Nine Inch Nails – Ghosts I-IV
Today I read a post on Google Reader about Nine Inch Nails leader Trent Reznor offering tracks from his new album Ghosts I-IV as a free download. After Radiohead’s trailblazing move of releasing their music for however much people were willing to pay for it, there was talk of who would be next to follow in their wake. Obviously established artists with a large fan base can afford a more “experimental” way of distributing their music and with Reznor’s anti-music industry stance, it’s not too surprising to see Nine Inch Nails follow suite. Indeed, when the official NIN website went down under the huge demand, the original files were then released on the infamous torrent site Pirate Bay for download there.
The album itself is a vague concept work: Reznor and various musicians recorded with a strict 10 week deadline and no overlying theme. The results would be released regardless of what was recorded.

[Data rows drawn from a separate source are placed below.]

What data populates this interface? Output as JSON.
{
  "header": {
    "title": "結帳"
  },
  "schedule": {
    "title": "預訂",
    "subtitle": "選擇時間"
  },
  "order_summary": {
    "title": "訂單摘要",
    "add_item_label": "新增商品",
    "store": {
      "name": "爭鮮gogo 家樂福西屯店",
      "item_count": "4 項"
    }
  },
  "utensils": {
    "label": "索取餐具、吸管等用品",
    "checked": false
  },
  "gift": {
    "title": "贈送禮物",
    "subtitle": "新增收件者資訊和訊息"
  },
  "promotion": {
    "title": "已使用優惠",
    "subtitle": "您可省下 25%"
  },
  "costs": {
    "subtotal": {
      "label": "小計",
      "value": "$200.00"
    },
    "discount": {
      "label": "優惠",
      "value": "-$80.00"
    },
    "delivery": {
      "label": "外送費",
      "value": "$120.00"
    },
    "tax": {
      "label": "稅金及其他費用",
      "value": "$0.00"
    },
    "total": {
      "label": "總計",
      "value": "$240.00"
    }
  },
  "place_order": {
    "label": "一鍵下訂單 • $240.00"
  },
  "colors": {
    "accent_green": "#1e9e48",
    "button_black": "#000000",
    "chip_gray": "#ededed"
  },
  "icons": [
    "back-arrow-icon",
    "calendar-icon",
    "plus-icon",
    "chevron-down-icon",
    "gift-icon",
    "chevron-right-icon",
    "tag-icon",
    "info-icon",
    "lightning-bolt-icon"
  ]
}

Initially thought of being a 5 track EP, Ghosts I-IV has sprawled into a 36 track album made up of instrumentals or “mood pieces”. Clearly Trent Reznor has moved far away from the heavy, industrial sounds of his popular albums and further from the sleek electronica of the last NIN album, Year Zero. However the concept at face value does remind me of the last M83 album, a disappointing collection of short soundscapes that needed to be fully fleshed out as songs. Ghosts I-IV. Indeed, with only 9 tracks lasting 27 minutes in total, Ghosts I-IV is a brief listen. Only “7 GhostsI” with it’s rumbling guitar and scratching sounds and “8 Ghosts I” with it’s distorted electronics reminds me of NIN of old. As a collection of mood music, the small samples I’ve heard work well.

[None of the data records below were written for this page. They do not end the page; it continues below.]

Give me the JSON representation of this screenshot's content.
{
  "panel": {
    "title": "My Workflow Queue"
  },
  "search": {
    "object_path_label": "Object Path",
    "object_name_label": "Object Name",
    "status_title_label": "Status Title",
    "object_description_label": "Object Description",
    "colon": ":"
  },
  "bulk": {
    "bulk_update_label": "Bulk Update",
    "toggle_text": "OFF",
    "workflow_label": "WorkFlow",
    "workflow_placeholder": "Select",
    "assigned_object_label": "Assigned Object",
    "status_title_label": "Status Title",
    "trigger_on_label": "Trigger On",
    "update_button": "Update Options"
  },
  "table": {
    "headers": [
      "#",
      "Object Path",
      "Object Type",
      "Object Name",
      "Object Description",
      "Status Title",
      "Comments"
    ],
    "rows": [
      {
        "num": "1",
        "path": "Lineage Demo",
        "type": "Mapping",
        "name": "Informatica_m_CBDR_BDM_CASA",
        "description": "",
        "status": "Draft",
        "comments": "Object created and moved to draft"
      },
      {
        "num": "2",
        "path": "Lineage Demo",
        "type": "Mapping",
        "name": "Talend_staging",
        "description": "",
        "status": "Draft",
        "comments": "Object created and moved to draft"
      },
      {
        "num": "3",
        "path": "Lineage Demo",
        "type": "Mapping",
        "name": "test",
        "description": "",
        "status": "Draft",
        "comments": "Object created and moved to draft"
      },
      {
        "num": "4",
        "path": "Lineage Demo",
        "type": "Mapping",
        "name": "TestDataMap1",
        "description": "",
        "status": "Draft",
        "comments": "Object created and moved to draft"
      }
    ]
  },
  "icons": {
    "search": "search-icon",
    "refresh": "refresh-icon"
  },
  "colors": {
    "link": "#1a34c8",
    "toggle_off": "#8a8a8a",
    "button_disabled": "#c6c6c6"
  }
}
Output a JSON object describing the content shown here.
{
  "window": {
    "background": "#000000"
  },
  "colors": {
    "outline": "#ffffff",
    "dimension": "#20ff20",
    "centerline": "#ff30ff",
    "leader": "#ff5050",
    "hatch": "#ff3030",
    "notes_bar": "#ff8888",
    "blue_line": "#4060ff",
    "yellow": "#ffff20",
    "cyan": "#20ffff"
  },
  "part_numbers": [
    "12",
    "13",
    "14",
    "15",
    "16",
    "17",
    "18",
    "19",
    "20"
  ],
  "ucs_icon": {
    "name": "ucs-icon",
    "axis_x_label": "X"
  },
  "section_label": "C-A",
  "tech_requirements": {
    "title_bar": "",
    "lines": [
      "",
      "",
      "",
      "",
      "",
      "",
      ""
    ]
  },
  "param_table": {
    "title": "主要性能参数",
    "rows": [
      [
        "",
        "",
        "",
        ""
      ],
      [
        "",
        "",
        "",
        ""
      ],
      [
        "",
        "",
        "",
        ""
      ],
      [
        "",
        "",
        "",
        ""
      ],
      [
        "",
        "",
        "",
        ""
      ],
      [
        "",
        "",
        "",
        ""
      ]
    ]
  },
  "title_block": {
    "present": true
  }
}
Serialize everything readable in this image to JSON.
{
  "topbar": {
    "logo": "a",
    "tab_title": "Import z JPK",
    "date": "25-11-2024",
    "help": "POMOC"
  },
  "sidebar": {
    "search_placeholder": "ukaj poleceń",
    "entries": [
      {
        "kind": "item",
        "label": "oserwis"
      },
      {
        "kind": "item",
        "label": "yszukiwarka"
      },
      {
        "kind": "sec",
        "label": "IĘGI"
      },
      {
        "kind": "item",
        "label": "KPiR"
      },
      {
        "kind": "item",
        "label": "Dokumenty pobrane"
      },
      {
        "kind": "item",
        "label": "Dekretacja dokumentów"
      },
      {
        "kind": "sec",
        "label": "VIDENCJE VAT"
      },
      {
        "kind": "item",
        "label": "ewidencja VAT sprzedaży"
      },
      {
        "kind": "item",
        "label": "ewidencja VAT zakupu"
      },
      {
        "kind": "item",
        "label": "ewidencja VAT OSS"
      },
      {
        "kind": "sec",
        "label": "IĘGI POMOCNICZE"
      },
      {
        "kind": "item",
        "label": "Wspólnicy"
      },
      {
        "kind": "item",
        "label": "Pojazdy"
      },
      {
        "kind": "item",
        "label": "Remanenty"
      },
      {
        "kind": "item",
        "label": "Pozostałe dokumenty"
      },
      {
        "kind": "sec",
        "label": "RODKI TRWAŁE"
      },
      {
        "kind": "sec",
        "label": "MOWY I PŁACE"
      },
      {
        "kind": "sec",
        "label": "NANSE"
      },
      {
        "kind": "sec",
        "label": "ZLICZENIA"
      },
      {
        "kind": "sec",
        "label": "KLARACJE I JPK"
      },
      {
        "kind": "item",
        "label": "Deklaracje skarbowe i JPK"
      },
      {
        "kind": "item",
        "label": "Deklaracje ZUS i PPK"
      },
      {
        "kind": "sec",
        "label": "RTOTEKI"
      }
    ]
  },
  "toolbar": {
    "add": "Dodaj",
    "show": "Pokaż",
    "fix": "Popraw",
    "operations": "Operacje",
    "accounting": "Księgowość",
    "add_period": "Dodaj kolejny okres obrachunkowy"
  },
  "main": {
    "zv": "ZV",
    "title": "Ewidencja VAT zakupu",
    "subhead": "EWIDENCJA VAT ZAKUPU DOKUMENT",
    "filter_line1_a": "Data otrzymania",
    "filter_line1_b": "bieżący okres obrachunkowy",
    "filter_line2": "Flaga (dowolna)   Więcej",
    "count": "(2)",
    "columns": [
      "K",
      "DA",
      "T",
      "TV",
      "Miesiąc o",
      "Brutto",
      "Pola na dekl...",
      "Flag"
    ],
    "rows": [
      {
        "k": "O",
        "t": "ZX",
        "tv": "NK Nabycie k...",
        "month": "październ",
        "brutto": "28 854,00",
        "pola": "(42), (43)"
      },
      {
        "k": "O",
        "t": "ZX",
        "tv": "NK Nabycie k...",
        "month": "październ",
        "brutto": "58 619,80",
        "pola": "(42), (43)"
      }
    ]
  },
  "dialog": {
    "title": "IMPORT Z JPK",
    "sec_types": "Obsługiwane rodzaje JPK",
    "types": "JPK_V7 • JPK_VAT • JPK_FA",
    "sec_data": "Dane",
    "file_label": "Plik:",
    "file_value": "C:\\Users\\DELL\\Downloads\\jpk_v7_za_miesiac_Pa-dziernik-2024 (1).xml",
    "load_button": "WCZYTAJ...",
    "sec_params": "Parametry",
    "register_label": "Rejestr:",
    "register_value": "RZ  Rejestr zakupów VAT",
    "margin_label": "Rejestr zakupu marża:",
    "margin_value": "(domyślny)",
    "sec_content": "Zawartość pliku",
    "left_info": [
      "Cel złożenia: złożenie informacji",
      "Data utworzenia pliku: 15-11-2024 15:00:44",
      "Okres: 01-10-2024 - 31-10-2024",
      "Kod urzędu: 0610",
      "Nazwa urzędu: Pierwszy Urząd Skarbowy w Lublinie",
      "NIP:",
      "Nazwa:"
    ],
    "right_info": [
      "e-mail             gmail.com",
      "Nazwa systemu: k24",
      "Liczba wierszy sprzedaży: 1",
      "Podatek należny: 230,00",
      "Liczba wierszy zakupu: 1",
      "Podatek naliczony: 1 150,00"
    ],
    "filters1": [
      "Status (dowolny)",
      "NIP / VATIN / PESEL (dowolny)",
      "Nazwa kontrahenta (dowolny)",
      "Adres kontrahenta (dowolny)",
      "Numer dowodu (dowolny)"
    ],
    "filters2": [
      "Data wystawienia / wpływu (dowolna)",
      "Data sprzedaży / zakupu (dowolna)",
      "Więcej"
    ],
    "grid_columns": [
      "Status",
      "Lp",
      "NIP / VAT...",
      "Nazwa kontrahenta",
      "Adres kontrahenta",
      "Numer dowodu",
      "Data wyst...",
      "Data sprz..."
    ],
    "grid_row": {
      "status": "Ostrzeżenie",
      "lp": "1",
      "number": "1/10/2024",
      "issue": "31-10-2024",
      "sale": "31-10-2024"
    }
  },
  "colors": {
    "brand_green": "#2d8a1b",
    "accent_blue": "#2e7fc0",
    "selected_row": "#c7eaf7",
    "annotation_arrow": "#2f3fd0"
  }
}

The stall set out by Ghosts I-IV is a good one. Along with 9 DRM-free tracks, my download included a PDF booklet with photography that accompanies the music. There were also NIN graphics and wallpaper which is a nice touch. What’s also interesting is the tracks are published under Creative Commons, a digital rights licence that allows users to share, remix and distribute the music itself meaning this is music that’s ripe for remixing, sampling and mashups. So before the week is out, we could see remixes of these tracks all over the internet. Right now, almost every single song is on Youtube with a static art video. It’s all there.Yes, this is a brave new age of music upon us. But I don’t think Ghosts I-IV will be the landmark album that will truly usher in that era.